Skip to main content

Crate metaltile

Crate metaltile 

Source
Expand description

Copyright 2026 0xClandestine, Ekryski, TheTom, Ambisphaeric SPDX-License-Identifier: Apache-2.0 MetalTile facade crate.

metaltile re-exports the DSL macros, compile-time placeholder types, IR/codegen crates, and runtime entry points used to define and launch #[kernel] functions.

§Quick start

use metaltile::prelude::*;

fn encode_f32s(values: &[f32]) -> Vec<u8> {
    let mut bytes = Vec::with_capacity(values.len() * core::mem::size_of::<f32>());
    for value in values {
        bytes.extend_from_slice(&value.to_ne_bytes());
    }
    bytes
}

fn decode_f32s(bytes: &[u8]) -> Vec<f32> {
    bytes
        .chunks_exact(core::mem::size_of::<f32>())
        .map(|chunk| f32::from_ne_bytes([chunk[0], chunk[1], chunk[2], chunk[3]]))
        .collect()
}

#[kernel]
fn vector_add(a: Tensor<f32>, b: Tensor<f32>, c: Tensor<f32>) {
    let idx = program_id::<0>();
    store(c[idx], load(a[idx]) + load(b[idx]));
}

let ctx = Context::new()?;
if !ctx.has_gpu() {
    return Ok(());
}

let n = 256usize;
let a: Vec<f32> = (0..n).map(|i| i as f32).collect();
let b = vec![1.0f32; n];
let result = vector_add::launch(&ctx)
    .input("a", encode_f32s(&a))
    .input("b", encode_f32s(&b))
    .input("c", vec![0; a.len() * core::mem::size_of::<f32>()])
    .dispatch()?;

let c = decode_f32s(result.outputs.get("c").expect("output buffer"));
assert_eq!(c[0], 1.0);
assert_eq!(c[255], 256.0);

§Writing kernels

  • Import metaltile::prelude::* anywhere you define #[kernel] functions.
  • Output tensors are identified by parameter name today.
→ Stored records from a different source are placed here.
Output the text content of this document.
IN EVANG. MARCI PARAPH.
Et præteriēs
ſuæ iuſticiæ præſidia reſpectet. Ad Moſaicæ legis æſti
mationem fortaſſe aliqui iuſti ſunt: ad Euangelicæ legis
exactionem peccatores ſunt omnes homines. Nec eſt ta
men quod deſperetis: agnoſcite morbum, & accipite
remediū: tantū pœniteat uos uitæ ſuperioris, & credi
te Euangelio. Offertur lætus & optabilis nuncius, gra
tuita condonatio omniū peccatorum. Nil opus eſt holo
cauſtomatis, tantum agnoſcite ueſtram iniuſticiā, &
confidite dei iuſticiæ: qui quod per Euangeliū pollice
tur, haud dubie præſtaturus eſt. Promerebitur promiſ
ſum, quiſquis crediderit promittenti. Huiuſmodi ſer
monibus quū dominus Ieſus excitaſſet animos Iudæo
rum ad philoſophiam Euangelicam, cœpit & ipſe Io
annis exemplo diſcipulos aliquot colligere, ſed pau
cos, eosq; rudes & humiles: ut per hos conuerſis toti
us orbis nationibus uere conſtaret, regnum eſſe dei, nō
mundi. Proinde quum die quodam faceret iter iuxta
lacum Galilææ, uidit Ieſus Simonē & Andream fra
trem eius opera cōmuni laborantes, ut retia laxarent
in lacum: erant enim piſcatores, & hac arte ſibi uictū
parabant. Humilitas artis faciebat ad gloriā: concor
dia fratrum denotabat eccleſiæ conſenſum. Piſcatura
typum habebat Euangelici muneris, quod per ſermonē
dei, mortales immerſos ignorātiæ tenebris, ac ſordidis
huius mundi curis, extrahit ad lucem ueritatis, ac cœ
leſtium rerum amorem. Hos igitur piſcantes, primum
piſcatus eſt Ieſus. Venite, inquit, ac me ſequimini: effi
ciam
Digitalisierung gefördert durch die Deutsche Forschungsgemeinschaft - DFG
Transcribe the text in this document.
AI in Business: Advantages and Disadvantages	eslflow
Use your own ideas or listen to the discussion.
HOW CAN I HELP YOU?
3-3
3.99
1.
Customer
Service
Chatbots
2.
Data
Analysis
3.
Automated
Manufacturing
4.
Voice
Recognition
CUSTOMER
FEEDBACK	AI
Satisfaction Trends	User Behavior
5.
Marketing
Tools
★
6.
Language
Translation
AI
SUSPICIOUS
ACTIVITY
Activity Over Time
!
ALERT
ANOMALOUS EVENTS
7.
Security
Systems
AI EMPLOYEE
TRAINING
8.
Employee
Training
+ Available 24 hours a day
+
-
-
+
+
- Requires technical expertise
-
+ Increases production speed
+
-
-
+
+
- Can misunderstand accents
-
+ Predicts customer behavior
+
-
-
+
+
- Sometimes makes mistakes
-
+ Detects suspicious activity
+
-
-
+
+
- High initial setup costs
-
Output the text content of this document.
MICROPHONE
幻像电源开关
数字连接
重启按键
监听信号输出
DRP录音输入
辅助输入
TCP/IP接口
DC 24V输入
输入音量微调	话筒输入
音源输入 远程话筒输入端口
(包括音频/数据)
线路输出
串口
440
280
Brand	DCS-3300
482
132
The facade treats c, out, and output as writable outputs.
  • launch(&ctx).input(name, bytes) binds raw Vec<u8> buffers by parameter name, and DispatchResult returns output bytes under the same output name.
  • Tensor<T, Shape> and #[constexpr] annotate IR/codegen metadata, but the current launch builder is still byte-buffer oriented.
  • #[constexpr] parameters become extra constant-buffer bindings in generated MSL. The facade launch builder does not bind them automatically yet, so dispatch examples currently avoid constexpr-dependent kernels.
  • The current elementwise launch path sizes its grid from the output buffer and uses 256-thread groups without inserting a tail guard, so examples should use element counts that match that dispatch shape.
  • KernelMode starts as core::ir::KernelMode::Elementwise and may be adjusted by later lowering/codegen passes based on the IR shape and ops you emit.
  • Use <kernel>::build_kernel_ir() or metaltile::codegen::msl::MslGenerator to inspect the generated IR and MSL before dispatching.

Re-exports§

pub use prelude::Tensor;
pub use metaltile_codegen as codegen;
pub use metaltile_core as core;

Modules§

prelude
Copyright 2026 0xClandestine, Ekryski, TheTom, Ambisphaeric SPDX-License-Identifier: Apache-2.0 Re-exports and placeholder DSL items for #[kernel] functions.

Macros§

shape
Proc macros and helper macros used by kernel definitions. Construct a [Shape] from dimension expressions.
tile
Proc macros and helper macros used by kernel definitions. Construct a 2D tile shape.

Structs§

Context
Runtime context, dispatch result, and top-level runtime error.
DispatchResult
Runtime context, dispatch result, and top-level runtime error.

Enums§

CodegenError
Error returned by metaltile::codegen helpers.
MetalTileError
Runtime context, dispatch result, and top-level runtime error.

Constants§

VERSION
Crate version from Cargo.toml.

Functions§

version
Return the crate version from Cargo.toml.

Attribute Macros§

bench_kernel
Proc macros and helper macros used by kernel definitions. Registers a #[kernel] function for automatic benchmarking.
constexpr
Proc macros and helper macros used by kernel definitions.
kernel
Proc macros and helper macros used by kernel definitions.
scalar
Proc macros and helper macros used by kernel definitions.
strided
Proc macros and helper macros used by kernel definitions.